Today I realized what the effect of associating with negative people has on me. It drains me, even if they don’t say a word; their body language, breathing, sulking, smirky looks, etc affects my energy. I was surprised to realize that today my conversation and words began to match the tone and frequency of their negative tones.
To match their negative conversation, I in turn spoke in a way that we were all talking on the same frequency. I didn’t have it in me anymore to be the positive hero for the underdog. I matched the frequency of two I was with and blended in with negative words and pessimistic thoughts. We were all as one, in agreement. Then I realized where I was in the moment. We reached one accord of dark energy. We were heavy, pessimistic and in agreement. Immediately I did not like where I was, I felt sick! That’s when I realized that I have been too close to negative people without guarding my own positive, happy, hopeful, kind, and optimistic energy.

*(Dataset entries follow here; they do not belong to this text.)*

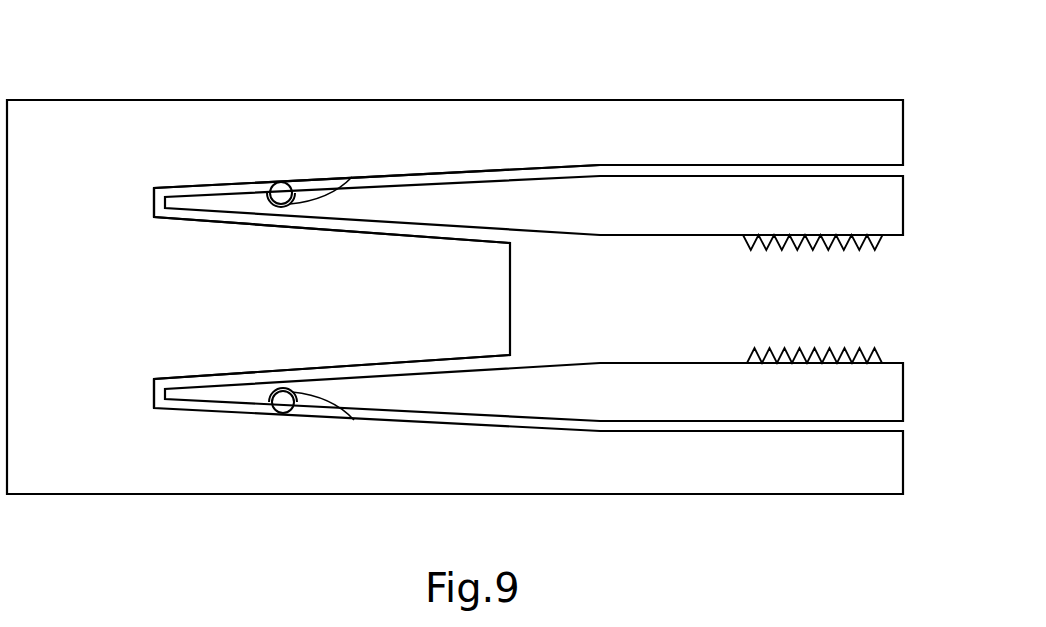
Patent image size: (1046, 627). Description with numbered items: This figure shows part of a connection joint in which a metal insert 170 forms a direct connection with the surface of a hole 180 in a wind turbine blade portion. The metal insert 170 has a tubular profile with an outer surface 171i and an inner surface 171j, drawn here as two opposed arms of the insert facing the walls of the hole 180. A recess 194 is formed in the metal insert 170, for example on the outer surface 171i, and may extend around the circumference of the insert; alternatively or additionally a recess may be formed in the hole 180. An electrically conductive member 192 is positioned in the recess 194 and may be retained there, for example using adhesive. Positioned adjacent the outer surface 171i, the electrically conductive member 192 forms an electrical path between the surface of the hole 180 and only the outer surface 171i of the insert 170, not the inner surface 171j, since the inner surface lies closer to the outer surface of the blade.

The metal insert 170 is at (662, 202).
The outer surface 171i is at (183, 193).
The inner surface 171j is at (222, 211).
The hole 180 is at (238, 180).
The electrically conductive member 192 is at (283, 182).
The recess 194 is at (296, 197).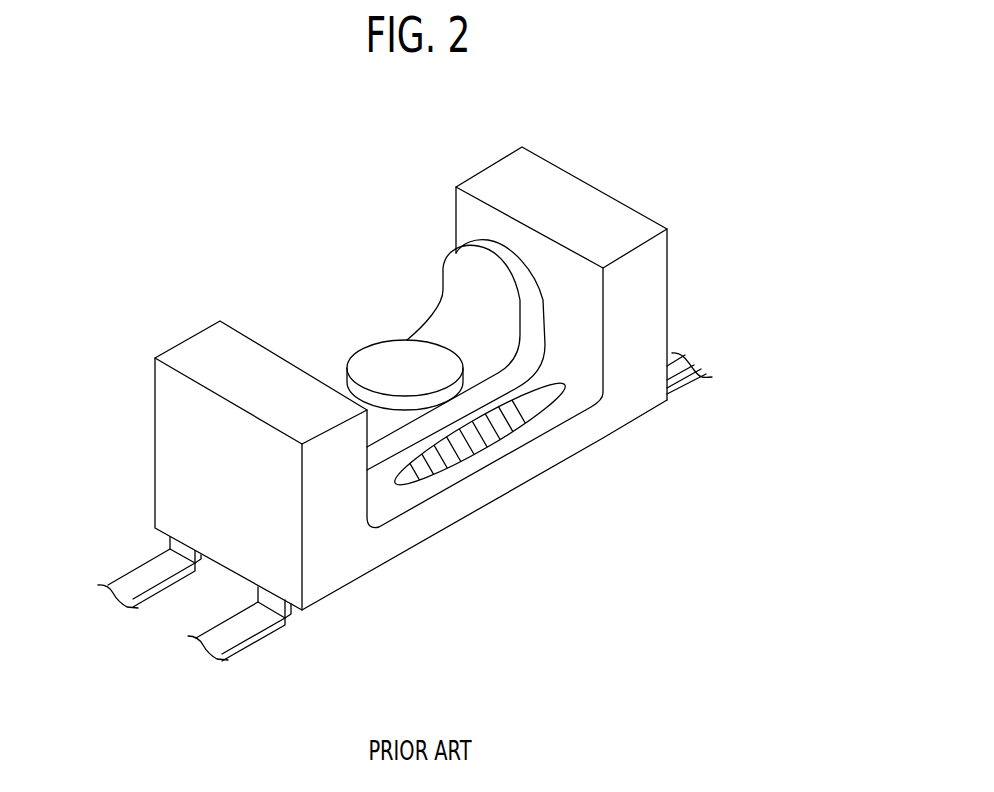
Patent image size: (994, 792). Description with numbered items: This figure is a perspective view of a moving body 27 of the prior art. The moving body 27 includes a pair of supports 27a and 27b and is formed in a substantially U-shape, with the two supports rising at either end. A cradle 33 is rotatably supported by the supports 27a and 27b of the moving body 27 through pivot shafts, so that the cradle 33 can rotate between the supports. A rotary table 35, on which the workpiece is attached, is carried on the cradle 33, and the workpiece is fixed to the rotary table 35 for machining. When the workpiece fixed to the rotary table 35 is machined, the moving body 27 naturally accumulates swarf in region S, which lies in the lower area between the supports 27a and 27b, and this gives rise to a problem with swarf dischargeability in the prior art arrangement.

These people seem to be naturally heavy, pessimistic, unhappy, discontent, and sarcastic. This is not a place I want to visit anymore. This is now a place where I belong.
Today I decided that I cannot spend more than 5 or 10 minutes associating with unhappy people. I say 5 or 10 minutes maximum time, because I cannot avoid them completely. (Not until I leave for Paris) I will be nice, but I cannot dwell in their presence. It brings me down.
I wonder if this experience has any relation with my decision to move forward with following my dream of "Just Living in Paris"? (My dream has a title now..."Just Living in Paris")
I wonder...Has my decision moved put me on a different frequency than I was living on before? Now when I am beside the old frequency, it doesn’t match where I am today. For me, there’s no longer any harmony around these people and I feel uncomfortable, uneasy, heavy, unhappy, anxious and sick.
I don’t know for sure, but I do know that for me, it doesn’t feel good to be around unhappy, negative, burdened, sarcastic people where there is no joy or laughter. Maybe this is part of my change?